Schwalm-Eder und die Antike: Die Schauspielerin Julia Dernbach war mit dem Schwarzenberg-Theater zu Gast im Waberner Kulturbahnhof. Foto: Meinicke

Wabern. Für den Nordhessen ist der Globus eine Scheibe, die an der Kreisgrenze endet. Das war eine der Thesen von Justus Riemenschneider, die er bei seinem Auftritt im Waberner Kulturbahnhof präsentierte.

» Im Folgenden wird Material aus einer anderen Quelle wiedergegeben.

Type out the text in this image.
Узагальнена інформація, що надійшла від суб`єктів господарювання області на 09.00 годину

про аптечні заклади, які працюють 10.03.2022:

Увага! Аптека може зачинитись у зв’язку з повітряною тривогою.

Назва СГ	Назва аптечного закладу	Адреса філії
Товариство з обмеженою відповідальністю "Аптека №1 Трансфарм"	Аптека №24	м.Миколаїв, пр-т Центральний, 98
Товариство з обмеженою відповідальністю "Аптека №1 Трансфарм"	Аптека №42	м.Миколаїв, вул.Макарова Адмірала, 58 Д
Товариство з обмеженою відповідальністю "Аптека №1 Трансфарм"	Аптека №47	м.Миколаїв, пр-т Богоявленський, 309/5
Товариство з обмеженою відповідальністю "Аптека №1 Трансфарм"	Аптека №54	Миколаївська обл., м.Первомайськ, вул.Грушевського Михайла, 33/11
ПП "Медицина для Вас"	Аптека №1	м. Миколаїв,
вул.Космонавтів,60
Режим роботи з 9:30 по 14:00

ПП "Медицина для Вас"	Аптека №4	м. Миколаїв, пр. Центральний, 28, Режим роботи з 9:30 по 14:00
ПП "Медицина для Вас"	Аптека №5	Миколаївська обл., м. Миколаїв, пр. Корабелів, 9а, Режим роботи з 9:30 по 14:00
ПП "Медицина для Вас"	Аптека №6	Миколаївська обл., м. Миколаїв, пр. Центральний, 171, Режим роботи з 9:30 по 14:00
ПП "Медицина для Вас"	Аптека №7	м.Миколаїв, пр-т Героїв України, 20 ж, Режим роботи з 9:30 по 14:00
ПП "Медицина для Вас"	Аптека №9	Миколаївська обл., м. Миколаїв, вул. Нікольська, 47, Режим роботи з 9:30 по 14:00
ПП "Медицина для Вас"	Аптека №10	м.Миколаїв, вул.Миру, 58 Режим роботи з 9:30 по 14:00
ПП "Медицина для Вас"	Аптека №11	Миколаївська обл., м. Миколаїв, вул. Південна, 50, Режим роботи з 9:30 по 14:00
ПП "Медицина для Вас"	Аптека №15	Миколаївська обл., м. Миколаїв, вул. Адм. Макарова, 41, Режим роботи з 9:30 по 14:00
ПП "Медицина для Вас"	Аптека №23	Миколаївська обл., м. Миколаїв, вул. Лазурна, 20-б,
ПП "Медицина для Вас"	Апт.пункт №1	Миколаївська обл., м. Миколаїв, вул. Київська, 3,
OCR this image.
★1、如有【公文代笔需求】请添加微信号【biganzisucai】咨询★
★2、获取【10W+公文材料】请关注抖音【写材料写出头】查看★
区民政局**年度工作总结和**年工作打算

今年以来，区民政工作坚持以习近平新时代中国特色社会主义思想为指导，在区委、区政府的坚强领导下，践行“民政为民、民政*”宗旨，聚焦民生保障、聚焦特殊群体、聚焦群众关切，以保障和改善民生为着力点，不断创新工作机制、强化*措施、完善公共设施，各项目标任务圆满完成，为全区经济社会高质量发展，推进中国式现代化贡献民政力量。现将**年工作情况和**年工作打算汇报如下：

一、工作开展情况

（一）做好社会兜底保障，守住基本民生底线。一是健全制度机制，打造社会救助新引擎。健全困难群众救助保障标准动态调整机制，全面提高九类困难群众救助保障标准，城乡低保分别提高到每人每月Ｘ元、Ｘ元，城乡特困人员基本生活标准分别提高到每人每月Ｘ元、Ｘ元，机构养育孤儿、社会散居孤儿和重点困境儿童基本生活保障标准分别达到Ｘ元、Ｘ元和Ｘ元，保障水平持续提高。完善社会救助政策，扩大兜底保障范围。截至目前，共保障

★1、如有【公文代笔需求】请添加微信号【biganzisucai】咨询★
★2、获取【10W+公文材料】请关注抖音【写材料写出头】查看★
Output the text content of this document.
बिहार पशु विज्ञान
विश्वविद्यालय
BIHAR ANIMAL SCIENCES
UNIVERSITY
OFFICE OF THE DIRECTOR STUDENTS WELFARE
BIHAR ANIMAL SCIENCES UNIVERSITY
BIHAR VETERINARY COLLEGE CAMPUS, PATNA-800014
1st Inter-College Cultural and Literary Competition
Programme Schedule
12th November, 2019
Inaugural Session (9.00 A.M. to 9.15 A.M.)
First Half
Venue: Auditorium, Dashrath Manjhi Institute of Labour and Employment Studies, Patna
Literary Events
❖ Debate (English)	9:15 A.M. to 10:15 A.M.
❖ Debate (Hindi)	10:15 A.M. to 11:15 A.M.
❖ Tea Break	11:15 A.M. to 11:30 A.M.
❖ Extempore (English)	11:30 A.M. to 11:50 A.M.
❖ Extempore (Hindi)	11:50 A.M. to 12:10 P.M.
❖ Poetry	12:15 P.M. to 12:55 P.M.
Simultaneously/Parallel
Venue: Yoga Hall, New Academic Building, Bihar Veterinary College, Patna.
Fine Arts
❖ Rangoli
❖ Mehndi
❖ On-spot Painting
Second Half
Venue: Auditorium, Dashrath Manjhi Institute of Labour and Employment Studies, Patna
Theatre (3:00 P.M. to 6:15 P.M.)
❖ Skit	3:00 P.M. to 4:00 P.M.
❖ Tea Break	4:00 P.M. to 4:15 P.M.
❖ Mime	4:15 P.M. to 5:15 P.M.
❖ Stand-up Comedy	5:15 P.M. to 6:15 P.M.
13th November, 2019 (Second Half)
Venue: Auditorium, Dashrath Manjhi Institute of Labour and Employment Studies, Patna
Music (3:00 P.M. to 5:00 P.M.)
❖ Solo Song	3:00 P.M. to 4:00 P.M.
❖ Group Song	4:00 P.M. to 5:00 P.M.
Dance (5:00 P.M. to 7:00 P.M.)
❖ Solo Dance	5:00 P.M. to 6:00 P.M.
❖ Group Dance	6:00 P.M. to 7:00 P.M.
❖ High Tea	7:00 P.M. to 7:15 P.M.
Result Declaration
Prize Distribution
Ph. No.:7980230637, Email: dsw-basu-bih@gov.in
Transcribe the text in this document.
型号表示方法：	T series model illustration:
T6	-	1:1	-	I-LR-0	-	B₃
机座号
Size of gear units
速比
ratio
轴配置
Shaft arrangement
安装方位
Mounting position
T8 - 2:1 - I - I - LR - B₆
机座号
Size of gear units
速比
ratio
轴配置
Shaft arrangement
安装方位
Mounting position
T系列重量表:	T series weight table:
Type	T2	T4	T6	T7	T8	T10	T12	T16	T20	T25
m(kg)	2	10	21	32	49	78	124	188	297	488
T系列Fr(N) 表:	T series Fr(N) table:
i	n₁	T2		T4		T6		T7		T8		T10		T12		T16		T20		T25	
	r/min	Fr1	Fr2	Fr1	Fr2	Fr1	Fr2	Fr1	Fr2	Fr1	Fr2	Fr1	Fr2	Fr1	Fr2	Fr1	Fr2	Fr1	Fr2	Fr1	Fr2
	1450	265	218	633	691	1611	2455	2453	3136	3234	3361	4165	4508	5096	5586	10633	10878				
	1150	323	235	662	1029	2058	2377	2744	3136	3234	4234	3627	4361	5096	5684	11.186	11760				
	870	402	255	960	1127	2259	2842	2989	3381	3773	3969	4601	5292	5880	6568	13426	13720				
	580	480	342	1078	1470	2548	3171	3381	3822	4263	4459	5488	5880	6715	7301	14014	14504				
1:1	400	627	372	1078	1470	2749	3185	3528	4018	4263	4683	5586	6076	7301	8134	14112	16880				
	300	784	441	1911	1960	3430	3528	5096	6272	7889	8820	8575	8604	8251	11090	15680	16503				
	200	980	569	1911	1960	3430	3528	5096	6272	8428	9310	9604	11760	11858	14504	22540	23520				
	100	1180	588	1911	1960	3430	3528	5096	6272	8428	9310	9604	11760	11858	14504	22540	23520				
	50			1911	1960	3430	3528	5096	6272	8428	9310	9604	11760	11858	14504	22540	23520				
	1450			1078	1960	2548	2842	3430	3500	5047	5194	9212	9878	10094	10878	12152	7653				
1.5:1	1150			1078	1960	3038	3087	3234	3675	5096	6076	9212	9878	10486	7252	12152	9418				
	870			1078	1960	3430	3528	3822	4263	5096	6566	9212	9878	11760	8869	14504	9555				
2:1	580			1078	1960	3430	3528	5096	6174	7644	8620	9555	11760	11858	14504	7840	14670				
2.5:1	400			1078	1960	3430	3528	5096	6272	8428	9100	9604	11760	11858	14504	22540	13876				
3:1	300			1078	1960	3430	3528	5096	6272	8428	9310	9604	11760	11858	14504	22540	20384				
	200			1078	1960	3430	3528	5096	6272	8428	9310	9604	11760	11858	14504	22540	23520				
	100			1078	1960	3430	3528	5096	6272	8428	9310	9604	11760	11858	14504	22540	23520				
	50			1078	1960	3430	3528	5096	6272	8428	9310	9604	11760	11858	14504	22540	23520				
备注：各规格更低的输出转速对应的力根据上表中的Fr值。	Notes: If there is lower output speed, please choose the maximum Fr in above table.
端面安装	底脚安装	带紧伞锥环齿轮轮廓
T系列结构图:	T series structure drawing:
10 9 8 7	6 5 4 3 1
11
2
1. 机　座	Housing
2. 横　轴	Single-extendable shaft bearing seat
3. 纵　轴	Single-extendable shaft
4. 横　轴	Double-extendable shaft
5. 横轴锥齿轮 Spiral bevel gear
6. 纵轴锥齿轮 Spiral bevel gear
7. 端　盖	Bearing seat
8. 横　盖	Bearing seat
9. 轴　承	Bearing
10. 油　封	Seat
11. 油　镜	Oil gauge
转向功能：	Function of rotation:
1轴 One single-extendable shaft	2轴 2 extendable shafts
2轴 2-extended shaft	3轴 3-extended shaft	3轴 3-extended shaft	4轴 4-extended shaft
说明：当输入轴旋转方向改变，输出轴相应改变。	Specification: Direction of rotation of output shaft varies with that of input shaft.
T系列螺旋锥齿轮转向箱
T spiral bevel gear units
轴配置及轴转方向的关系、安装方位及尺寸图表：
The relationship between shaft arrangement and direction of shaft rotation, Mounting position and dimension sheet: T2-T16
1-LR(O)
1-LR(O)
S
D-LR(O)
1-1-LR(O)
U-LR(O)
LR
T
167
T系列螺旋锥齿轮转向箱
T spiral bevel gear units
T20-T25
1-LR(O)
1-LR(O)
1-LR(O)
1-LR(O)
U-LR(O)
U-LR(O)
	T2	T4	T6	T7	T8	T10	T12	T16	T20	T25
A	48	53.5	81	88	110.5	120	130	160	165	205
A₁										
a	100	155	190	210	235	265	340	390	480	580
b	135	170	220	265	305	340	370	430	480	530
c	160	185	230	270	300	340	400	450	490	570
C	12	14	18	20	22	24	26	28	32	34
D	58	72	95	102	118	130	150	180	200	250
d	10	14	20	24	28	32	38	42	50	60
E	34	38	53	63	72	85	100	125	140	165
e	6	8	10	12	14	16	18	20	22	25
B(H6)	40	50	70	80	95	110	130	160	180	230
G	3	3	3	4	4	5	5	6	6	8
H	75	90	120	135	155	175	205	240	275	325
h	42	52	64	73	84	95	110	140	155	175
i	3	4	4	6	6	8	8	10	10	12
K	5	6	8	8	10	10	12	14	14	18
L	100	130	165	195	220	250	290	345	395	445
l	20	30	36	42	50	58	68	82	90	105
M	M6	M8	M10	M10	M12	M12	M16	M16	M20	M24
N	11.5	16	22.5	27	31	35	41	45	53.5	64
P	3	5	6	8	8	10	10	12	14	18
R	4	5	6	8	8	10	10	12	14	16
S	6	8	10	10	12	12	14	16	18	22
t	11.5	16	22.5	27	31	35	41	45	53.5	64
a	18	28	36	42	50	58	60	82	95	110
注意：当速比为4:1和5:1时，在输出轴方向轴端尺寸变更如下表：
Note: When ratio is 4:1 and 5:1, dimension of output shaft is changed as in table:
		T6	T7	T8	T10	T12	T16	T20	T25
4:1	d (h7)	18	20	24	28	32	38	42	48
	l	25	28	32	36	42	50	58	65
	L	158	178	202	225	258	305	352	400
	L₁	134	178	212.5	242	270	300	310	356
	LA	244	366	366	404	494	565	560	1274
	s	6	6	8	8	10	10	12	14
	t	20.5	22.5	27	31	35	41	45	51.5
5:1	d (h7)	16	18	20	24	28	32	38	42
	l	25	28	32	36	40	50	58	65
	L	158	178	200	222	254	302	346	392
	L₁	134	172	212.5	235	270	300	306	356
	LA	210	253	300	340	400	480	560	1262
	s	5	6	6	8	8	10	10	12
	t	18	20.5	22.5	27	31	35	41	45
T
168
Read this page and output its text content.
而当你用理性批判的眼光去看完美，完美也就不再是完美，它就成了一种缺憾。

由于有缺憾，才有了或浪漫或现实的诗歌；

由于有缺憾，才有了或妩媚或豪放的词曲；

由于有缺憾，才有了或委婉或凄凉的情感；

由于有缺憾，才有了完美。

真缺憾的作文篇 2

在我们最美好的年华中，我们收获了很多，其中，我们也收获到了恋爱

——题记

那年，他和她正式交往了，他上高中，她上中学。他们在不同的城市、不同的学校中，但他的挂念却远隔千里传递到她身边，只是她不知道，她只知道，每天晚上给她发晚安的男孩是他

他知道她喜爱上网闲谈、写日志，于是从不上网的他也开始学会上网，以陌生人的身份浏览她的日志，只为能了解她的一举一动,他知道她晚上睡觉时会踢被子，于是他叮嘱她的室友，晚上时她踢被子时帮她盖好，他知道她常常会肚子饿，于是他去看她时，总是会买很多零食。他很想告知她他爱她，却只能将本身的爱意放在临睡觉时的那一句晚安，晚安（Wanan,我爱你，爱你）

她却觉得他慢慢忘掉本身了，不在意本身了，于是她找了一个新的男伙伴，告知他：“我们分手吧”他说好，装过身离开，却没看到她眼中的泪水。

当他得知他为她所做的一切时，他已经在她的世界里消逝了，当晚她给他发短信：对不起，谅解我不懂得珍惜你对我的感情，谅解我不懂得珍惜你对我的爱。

Begierig lauschte das Publikum dem Wortschwall des philosophierenden Schulhausmeisters, gespielt von Bernd Köhler vom Schwarzenberg-Theater. Musikalisch wurde er mitreißend begleitet vom Akkordeonisten Welf Kerner und den schräg-gekonnten Gesangseinlagen der Schauspielerin Julia Dernbach.

Mit „Philoso - Vieles“ dem Namen des Programms, war das Fresko von Raffael „Die Schule von Athen“ untertitelt, welches neben der Bühne hing. Wer genau hinsah, erkannte Philosophen mit Brillen einer Optikerkette.

Wer hinhörte, erfuhr von der Nähe des nordhessischen Dreistromlandes Schwalm-Eder-Efze zur Antike. Auch der Vatikan spielte eine Rolle. Doch wenn in Wabern weißer Rauch aufsteigt, wird kein neuer Papst gewählt, sondern die Rübenernte war gut.

Auch werde dort einmal die Woche die Treppe feucht gewischt, und das Handy liege ungenutzt neben dem Telefon mit Wählscheibe. Organisiert wurde der Abend vom Kultur- und Geschichtskreis Wabern unter dem Vorsitz von Manfred Uchtmann. Der große Erfolg zeigte sich in der Reaktion des Publikums.

„Wo seid Ihr im Leben gelandet?“ kam es tragisch von der Bühne. Durchaus enthusiastisch wurde aus dem Saal geantwortet: „In Wabern!“ Einmal waren die Kabarettisten im Unrecht. Es hieß, der Nordhesse gehe mit einer Mimik herum, als wäre er gerade durch die Führerscheinprüfung gefallen. An diesem Abend waren nur lachende Gesichter zu sehen.